当クラブの約束

1.週末練習1/4ルール(土日祝のいずれか週1回、半日以下の練習)

週末1/4 ルールとは、週末の2日間を土日でそれぞれ午前と午後の4つに分け、そのうちの1つを野球の活動に使うという考え方です。ず、この1/4ルールというシステムを考案されたのは、つくば市の春日学園少年野球クラブ様です。私は、長時間練習をはじめとした少年野球の旧態依然としたチーム運営体制に疑問を感じている中、偶然Webで春日学園少年野球クラブ様を知り、取り組み内容に大変感銘を受けました。このシステムは徐々に各所で広がり始めており、川崎市でこのシステムを採用したチーム運営をされているブエナビスタ少年野球クラブ様にもご協力をいただき、私も是非このようなチームを設立したいとご相談したところ、両チーム様ご快諾いただき、当クラブを立ち上げるに至りました。

私は旧来型の朝から晩までの長時間におよぶ過度な練習は、子どもの健全な成長を阻害する恐れがあると考えています。短期的(小学生のうち)には成果が出て、大会等で好成績を残せるかもしれませんが、蓄積した疲労で将来的に(高校などで)ケガ等を発生させるリスクをはらむと考えます。また、週末の時間を長時間野球に拘束されてしまうことで、他の習い事やイベントへの参加等が制限され、子どもが多様な経験や新しい価値観に触れる機会を奪ってしまいかねないと考えています。

2.罵声や高圧的な指導を完全禁止

子どもたちに対して恫喝するような指導が未だに根強く残っています。罵声からは何も生まれません。ただの言葉の暴力です。子どもは萎縮するだけで、その場の状況や、その子どもの行動が好転することはありません。また、野球では「ミスをすると罰を与える」指導方法が過去から現存しており、日本ではプロの世界でさえ罰走等のカルチャーが残っています。

当クラブでは、罵声や上から目線の高圧的な指導を完全禁止とします。また、ミスに対して何か罰を与えることもしません。指導者は、ティーチングではなく、コーチングを実践できる人材を揃え、子どもが自ら考え実行できるよう促す指導を実践します。そもそも、野球は基本的にミスのスポーツです。ましてや、小学生の野球ではエラーが頻発するのは当たり前です。小学生のうちは、ミスからどんどん学んでいければ良いと考えています。ミスを指摘するのではなく、まずは良いところを褒める、ミスが発生した場合は、なぜそうなったのか、選手と指導者が一緒に考えます。

3.野球を「楽しむ」

近年、東京23区内においては、野球禁止の公園が多く、気軽に野球やキャッチボールがができる環境がなくなっています。気軽に野球ができる環境がなく、一方で、ひとたびチームに入ってしまうと勝利至上主義で過度な練習があるため、ハードルの低い遊びの延長線にある野球をやる場所や機会はなかなかありません。

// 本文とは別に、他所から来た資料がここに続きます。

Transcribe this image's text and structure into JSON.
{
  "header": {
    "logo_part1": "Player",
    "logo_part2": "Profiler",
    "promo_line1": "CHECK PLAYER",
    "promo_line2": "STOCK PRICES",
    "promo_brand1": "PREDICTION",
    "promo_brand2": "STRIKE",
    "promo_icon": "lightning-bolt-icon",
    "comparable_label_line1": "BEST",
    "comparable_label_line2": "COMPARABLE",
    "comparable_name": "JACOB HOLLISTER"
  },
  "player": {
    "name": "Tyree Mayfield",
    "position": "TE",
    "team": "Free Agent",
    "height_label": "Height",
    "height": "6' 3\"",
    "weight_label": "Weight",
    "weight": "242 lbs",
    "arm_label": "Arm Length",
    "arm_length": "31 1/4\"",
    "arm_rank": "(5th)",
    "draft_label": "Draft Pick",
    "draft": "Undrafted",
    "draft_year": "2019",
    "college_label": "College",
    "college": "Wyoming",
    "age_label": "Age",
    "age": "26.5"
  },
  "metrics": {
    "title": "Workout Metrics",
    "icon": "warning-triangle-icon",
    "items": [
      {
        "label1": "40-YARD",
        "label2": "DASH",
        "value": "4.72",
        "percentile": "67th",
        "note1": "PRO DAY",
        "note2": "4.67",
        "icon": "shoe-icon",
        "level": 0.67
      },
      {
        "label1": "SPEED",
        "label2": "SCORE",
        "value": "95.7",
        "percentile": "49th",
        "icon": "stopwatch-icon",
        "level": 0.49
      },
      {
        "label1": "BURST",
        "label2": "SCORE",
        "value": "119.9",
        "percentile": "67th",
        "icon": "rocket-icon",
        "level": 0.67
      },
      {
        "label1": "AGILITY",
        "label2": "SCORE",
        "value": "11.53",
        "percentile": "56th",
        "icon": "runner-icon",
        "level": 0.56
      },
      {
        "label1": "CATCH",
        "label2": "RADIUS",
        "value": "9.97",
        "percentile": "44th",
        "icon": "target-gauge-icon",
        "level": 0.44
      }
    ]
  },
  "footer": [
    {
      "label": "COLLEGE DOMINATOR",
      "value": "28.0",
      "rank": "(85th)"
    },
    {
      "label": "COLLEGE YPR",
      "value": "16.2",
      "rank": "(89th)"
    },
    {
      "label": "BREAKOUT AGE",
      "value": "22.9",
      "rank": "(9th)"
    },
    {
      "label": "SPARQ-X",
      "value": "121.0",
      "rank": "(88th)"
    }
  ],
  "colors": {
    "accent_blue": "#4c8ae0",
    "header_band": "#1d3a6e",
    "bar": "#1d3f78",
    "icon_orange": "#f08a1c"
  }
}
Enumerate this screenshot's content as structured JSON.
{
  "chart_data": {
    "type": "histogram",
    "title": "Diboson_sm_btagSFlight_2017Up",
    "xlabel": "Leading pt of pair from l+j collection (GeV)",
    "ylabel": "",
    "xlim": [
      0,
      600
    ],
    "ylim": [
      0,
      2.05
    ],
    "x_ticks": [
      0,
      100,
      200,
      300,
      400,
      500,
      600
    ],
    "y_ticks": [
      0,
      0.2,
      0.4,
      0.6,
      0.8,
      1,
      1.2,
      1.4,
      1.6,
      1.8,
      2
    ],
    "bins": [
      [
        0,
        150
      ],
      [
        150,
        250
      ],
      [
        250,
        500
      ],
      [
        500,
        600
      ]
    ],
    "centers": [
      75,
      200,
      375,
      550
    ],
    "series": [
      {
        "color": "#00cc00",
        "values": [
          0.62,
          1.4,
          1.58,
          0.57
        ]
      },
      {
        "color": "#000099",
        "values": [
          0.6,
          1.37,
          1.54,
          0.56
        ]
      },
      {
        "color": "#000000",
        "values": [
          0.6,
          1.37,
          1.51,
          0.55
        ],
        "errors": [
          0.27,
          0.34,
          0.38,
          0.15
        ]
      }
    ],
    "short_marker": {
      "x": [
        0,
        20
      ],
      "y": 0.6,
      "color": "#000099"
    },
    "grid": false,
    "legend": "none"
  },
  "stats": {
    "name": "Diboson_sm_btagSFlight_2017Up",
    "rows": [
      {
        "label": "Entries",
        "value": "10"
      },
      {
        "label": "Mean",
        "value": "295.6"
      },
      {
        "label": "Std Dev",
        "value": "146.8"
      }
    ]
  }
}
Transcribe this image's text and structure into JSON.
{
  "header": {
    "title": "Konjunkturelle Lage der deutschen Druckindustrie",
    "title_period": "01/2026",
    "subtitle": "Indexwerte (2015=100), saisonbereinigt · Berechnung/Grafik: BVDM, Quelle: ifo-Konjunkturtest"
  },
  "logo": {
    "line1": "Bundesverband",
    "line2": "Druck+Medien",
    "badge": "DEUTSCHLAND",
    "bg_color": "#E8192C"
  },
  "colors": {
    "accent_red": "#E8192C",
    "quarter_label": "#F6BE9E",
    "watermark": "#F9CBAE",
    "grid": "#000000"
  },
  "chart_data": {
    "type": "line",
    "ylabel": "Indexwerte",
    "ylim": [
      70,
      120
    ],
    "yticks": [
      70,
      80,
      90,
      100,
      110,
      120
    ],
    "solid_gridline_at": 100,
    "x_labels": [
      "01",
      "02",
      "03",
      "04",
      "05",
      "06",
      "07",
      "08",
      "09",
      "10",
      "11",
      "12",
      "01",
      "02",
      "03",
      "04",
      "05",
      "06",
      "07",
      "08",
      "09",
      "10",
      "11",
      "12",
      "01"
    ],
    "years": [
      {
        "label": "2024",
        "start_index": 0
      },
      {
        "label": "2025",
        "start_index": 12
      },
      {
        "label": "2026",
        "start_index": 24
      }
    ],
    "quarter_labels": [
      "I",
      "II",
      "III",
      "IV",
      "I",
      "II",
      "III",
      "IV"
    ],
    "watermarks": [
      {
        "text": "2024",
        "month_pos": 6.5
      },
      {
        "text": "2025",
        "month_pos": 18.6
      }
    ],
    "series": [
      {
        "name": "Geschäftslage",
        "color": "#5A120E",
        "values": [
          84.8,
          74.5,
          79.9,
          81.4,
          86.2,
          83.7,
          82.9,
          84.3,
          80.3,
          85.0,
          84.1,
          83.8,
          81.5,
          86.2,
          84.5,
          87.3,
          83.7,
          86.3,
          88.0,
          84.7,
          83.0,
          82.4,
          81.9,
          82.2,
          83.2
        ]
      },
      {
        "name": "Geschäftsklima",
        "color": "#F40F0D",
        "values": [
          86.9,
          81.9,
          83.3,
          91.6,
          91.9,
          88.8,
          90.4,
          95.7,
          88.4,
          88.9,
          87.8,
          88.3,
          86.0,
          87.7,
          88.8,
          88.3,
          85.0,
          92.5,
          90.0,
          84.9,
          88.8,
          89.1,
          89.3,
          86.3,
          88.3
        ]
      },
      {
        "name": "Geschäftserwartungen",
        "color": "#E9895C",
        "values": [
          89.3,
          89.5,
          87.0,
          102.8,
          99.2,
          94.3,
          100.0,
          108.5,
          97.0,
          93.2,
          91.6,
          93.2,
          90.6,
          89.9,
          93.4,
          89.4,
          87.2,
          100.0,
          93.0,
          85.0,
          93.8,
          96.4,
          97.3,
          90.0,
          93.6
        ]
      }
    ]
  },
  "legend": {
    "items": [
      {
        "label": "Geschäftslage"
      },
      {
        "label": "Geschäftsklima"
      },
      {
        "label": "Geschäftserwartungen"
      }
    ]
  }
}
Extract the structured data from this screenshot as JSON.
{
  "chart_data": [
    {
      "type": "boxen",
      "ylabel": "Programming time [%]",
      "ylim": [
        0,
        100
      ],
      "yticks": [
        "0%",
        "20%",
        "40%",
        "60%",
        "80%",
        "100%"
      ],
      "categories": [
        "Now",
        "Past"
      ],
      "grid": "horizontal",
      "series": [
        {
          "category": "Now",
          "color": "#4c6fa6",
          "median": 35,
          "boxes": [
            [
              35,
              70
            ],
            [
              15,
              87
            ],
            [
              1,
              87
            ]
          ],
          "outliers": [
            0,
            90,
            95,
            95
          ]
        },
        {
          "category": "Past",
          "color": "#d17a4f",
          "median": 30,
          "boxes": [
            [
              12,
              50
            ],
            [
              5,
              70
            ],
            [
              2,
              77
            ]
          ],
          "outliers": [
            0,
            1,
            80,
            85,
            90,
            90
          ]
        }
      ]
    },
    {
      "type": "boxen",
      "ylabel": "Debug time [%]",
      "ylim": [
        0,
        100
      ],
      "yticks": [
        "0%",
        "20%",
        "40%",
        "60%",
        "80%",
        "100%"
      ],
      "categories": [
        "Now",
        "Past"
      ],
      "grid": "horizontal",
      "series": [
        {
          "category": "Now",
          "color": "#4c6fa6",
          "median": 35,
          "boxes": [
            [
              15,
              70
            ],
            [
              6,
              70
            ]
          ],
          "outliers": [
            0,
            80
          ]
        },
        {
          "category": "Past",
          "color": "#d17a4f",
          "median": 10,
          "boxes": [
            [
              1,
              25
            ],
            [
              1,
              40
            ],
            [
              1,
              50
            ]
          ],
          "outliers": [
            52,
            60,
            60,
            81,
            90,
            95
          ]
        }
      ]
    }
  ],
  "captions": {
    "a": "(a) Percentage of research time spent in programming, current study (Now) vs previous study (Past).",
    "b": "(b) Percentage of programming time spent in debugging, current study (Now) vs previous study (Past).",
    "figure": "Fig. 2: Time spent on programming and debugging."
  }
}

当クラブでは、野球に興味のある子を「野球好き」にして、小学生のうちにしっかり野球の基本を身につけてもらう。故障させずに、中学野球への橋渡しをする。また、大人になっても野球を楽しんでもらえるよう、「やらされている野球」ではなく、「好きだからやる野球」。選手も保護者も野球を楽しめることが最重要だと考えています。小学生のうちは、野球というスポーツを「楽しく」やってくれれば、それで良いと考えています。サザエさんのかつおくん、ドラえもんの、のび太くんたちがやっているような、空き地でみんなでたのしくやる野球を、このクラブで一緒にやりましょう。

4.科学的理論に基づいた指導

子どもの野球指導者のライセンスが体系化されていないため、「自称監督」「自称コーチ」が多いのが現状です。そのような状況では、理論ではなく、どうしても指導者自身の過去の経験や勘による、エビデンスに乏しい指導となってしまいがちです。また、最新の指導方法等のアップデートもされず、時代遅れの古式指導法(主に精神論)が永続してしまう要因となっています。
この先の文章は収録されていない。